During their ordeal, passengers had electricity, heat and plenty of food, according to Jacobsen.
"It's just a profound inconvience to everybody," he said. "I'm sure there are people frustrated at being so late."
The train had already been delayed seven hours beyond its scheduled arrival time in Salt Lake City of 11:37 p.m. Sunday when it was rerouted to avoid a freight train derailment outside of Galesburg, Ill.
Passengers were being given the option of staying overnight in Denver at the railroad's expense or continuing on to Salt Lake City by bus. Those continuing on to Los Angeles from Salt Lake City will likely be given airline tickets, he said.
Most passengers, Jacobsen said, chose to board one of the seven buses chartered by Amtrak. They are expected to arrive Monday afternoon, although none of the buses had left Glenwood Springs by 8 a.m.
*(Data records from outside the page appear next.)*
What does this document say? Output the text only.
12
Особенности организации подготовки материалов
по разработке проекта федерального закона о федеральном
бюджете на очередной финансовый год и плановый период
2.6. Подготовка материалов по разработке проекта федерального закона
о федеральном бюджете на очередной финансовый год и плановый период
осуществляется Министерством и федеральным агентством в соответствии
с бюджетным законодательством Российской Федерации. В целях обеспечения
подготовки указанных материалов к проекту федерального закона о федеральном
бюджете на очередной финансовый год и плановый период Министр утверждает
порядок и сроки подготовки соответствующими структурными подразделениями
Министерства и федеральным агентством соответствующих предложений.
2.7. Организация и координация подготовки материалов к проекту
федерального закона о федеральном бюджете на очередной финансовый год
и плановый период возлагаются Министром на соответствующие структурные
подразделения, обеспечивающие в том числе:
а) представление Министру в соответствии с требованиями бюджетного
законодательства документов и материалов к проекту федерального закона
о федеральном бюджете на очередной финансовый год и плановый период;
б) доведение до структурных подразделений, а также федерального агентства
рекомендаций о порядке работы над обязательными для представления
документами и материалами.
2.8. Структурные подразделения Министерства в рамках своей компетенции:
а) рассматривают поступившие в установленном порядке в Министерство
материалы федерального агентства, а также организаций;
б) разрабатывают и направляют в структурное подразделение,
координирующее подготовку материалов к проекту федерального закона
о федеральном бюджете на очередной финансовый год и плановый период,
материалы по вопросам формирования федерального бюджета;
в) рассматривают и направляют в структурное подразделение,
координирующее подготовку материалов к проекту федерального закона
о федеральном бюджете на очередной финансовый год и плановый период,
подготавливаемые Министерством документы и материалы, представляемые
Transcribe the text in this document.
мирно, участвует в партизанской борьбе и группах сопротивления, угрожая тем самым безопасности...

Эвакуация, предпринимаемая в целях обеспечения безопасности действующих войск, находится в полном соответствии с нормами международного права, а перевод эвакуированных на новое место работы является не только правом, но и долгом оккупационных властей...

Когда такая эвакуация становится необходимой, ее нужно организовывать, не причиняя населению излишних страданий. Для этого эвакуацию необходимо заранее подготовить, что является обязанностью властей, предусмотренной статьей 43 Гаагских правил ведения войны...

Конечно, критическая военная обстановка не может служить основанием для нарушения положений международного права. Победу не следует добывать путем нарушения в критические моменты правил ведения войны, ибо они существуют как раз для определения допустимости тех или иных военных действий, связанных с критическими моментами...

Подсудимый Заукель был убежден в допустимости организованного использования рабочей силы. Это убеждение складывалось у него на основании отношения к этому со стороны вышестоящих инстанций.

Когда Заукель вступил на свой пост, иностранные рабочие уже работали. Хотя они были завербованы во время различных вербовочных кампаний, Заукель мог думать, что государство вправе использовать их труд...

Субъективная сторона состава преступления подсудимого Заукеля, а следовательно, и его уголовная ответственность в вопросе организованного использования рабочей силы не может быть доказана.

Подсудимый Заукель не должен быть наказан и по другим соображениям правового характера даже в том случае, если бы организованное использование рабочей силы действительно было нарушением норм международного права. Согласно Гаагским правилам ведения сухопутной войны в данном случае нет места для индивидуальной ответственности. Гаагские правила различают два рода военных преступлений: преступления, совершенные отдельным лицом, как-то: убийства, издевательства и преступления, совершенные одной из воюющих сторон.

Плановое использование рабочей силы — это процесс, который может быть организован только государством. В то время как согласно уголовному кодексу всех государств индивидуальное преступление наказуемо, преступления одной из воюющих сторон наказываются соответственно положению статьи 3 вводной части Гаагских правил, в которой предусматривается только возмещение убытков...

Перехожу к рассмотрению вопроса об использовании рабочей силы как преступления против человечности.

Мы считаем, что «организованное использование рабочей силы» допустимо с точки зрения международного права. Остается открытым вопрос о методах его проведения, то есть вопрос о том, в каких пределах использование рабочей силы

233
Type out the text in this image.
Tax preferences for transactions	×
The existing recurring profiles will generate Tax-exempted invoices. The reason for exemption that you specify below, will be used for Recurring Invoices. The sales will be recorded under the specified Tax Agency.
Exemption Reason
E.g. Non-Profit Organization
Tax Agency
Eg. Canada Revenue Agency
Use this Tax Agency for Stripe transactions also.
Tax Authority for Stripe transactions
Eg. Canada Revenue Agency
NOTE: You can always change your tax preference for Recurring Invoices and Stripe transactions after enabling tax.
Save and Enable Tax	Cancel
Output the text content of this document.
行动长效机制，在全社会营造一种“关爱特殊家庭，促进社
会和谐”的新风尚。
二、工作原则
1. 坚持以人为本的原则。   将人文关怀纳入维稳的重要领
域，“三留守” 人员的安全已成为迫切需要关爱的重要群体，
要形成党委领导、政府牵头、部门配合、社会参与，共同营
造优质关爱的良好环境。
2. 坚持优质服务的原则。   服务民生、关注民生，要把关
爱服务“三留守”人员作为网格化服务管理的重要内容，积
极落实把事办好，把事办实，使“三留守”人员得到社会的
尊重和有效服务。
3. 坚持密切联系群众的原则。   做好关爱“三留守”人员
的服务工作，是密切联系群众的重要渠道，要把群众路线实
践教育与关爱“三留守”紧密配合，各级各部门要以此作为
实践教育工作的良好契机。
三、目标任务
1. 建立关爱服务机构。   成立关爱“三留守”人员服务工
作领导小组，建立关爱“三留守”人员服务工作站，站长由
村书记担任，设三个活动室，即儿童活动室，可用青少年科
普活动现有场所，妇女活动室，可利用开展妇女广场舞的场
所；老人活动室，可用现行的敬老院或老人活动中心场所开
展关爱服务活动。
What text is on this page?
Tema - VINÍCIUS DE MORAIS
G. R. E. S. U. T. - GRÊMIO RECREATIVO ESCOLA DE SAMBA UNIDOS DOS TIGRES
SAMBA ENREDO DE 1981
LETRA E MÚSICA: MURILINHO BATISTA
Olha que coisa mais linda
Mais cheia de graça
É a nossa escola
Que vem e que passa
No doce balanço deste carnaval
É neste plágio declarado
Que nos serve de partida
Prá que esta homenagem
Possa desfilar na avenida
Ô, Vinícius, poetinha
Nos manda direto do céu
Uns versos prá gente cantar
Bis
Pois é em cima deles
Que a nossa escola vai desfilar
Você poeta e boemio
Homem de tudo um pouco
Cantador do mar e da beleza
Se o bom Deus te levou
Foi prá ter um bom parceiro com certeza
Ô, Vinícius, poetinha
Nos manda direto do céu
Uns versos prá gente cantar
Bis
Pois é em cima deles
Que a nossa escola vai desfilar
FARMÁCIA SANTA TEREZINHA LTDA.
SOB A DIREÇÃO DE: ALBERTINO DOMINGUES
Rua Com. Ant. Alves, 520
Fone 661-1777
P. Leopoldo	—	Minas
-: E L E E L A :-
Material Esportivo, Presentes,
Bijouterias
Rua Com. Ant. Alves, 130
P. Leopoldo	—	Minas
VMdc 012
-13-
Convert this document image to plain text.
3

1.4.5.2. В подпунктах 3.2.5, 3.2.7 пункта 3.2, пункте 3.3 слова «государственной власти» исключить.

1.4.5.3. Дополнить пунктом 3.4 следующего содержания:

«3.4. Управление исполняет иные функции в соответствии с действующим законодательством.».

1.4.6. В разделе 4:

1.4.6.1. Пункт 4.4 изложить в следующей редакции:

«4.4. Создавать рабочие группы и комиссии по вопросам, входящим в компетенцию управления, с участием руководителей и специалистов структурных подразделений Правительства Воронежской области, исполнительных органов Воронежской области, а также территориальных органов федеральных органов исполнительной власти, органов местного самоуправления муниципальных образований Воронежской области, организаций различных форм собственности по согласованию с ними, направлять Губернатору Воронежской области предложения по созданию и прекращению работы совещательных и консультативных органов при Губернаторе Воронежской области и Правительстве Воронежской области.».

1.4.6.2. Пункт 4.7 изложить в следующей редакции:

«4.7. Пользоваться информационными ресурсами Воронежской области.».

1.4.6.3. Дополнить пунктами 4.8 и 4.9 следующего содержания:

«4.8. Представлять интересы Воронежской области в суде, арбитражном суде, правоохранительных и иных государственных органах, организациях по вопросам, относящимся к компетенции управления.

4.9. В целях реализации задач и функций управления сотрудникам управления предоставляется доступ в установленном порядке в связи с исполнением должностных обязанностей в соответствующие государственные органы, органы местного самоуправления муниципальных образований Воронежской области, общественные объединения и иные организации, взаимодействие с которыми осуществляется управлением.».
Anyone needing information on when the train's passengers will finally reach Salt Lake City should call either the local Amtrak station or the national toll-free information number, 1-800-USA-RAIL, Jacobsen said.
A passenger list to determine how many Utahns were aboard the train was not immediately available Monday. The train was referred to as the California Zephyer from Chicago to Salt Lake City and the Desert Wind from Salt Lake City to Los Angeles.
The cause of the derailment was not known Monday. The accident will be investigated by Denver Rio Grande Western Railroad, on whose tracks it occurred.
Salt Lake area authorities reported no serious accidents in the snowstorm but noted the hazardous driving conditions created by the storm lead to numerous "fender-benders" throughout the Wasatch Front.
Snowplow operators for both Salt Lake City and Salt Lake County worked through Christmas Day to keep roads open during the steady snowfall.
"It keeps on snowing _ that's the problem," said Scott Mikkelsen, a dispatcher for the Salt Lake City public works department.
He and some 100 other city employees manned two 12-hour shifts on Sunday to keep 46 snowplows on the roads. Despite their efforts, Mikkelsen said, the city has received complaints about where the snowplows pushed snow.
Hearing those complaints after working a holiday shift is very disheartening, Mikkelsen said. He reported for work at 11:30 p.m. Sunday after spending the day with his family and was still on the job Monday morning.
In Salt Lake County, snowplow operators are just as frustrated with the continuing snowfall and the complaints from residents whose driveways and vehicles are blocked by snow.
"We keep hoping we'll get a little break and the snow will stop," said Rich Johnson, a Salt Lake County dispatcher. "It's a question of where you're going to put the snow."